City of Austin drops lawsuit against firefighter with cancer who filed for workers comp

Carrie Stewart is a lieutenant for the Austin Fire Department.

In 2015, Lt. Stewart was diagnosed and treated for occupational cancer. The Austin Firefighter's Association says, “Her claim with workers compensation has been twice affirmed, by four judges who designated that her cancer is a line-of-duty diagnosis under Texas law.”

In 2017, the City of Austin filed a lawsuit against Carrie, asking for a reversal of the rulings and seeking reasonable costs and attorney’s fees. This week, after 3 years, the city decided to drop the suit.

She says, "I'm feeling a little overwhelmed and feeling incredibly grateful to all of our city council members and Mayor Adler." Stewart says they asked really good questions to really understand the suit. She says she's surprised but so grateful. 

"It's been a long few years and been a long year and a half since the city's filed the suit. But again it's been a lot of preparation kind of waiting for things to happen just carrying that around a little bit and knowing that it's kind of hanging around in the background,” Stewart says.

Stewart is hoping there will be more transparency when handling cases like hers next time. Stewart says she's been speaking with Patrick Mahoney from Baytown. "He sent me a congratulations and hopefully the city of Baytown will step up and do the right thing and be able to drop the suit against him as well."

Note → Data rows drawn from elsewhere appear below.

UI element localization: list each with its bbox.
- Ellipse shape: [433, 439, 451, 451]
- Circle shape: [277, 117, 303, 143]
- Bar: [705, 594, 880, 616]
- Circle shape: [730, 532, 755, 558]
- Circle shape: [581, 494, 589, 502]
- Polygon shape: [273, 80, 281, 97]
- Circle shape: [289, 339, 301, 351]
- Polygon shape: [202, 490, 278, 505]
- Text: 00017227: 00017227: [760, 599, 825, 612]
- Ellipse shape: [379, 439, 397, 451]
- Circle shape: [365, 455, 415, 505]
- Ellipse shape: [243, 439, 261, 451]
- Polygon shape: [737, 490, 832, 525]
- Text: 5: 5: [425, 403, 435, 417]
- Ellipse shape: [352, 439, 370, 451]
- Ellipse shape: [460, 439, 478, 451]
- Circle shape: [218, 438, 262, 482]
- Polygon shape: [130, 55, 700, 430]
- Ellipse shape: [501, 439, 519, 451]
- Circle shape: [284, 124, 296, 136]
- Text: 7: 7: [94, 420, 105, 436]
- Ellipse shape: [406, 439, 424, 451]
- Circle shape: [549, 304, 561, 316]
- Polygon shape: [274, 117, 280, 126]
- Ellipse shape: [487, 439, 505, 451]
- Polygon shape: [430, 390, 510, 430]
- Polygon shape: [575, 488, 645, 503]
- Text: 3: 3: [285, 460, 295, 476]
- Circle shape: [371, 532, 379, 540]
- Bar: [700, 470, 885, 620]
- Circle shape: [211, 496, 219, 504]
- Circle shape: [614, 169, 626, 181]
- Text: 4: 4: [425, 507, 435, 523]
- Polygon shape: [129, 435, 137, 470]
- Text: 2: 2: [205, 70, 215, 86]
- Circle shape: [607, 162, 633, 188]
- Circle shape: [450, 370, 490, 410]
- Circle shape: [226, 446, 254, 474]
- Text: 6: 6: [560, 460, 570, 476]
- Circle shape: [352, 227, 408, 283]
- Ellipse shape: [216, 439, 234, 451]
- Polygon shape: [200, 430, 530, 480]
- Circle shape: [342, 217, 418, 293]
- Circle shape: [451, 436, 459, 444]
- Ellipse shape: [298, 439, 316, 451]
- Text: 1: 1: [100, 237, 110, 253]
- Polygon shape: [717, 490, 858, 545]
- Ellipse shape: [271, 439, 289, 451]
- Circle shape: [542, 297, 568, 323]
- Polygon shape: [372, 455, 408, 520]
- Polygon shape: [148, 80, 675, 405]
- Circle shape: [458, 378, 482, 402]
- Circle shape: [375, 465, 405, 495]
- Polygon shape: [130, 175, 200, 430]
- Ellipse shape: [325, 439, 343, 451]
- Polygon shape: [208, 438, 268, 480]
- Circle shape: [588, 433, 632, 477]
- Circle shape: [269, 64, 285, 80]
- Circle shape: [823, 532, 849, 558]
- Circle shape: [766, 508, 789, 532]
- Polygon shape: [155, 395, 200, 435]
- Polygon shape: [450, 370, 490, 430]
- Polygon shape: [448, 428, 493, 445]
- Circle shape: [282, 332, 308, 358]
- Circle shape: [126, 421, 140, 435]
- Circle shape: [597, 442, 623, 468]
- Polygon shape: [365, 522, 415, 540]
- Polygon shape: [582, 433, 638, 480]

Mahoney had half of his thyroid removed because of cancer and regularly undergoes hormone treatment and blood workups. He is currently paying his expenses out-of-pocket, after the city of Baytown filed a similar suit against him.

He told our sister station in Houston, "We had a firefighter here who died of stomach cancer and they denied his claim and he died and was unable to pursue it and I hope that nobody has to go through this again it's ridiculous."

The Austin Firefighters Association says both the International Association of Firefighters and Baytown Fire Department reached out when the city first filed the lawsuit. They asked could they help, but the Austin Firefighters Association declined, saying "we thought things would fizzle out between Carrie and the city. Time went on, no resolution so we decided to reach out to the media."

They also say, “From the beginning we've stuck to the facts and judges who have reviewed Carrie’s case have agreed, carrier’s cancer is undeniably covered under state law. This suit against her was unprecedented, and action taken by the council was the right call.”

Stewart says there will be legal steps to file an issuance of non-suit and she will work on trying to find best practices for firefighters and for the Austin Fire Department.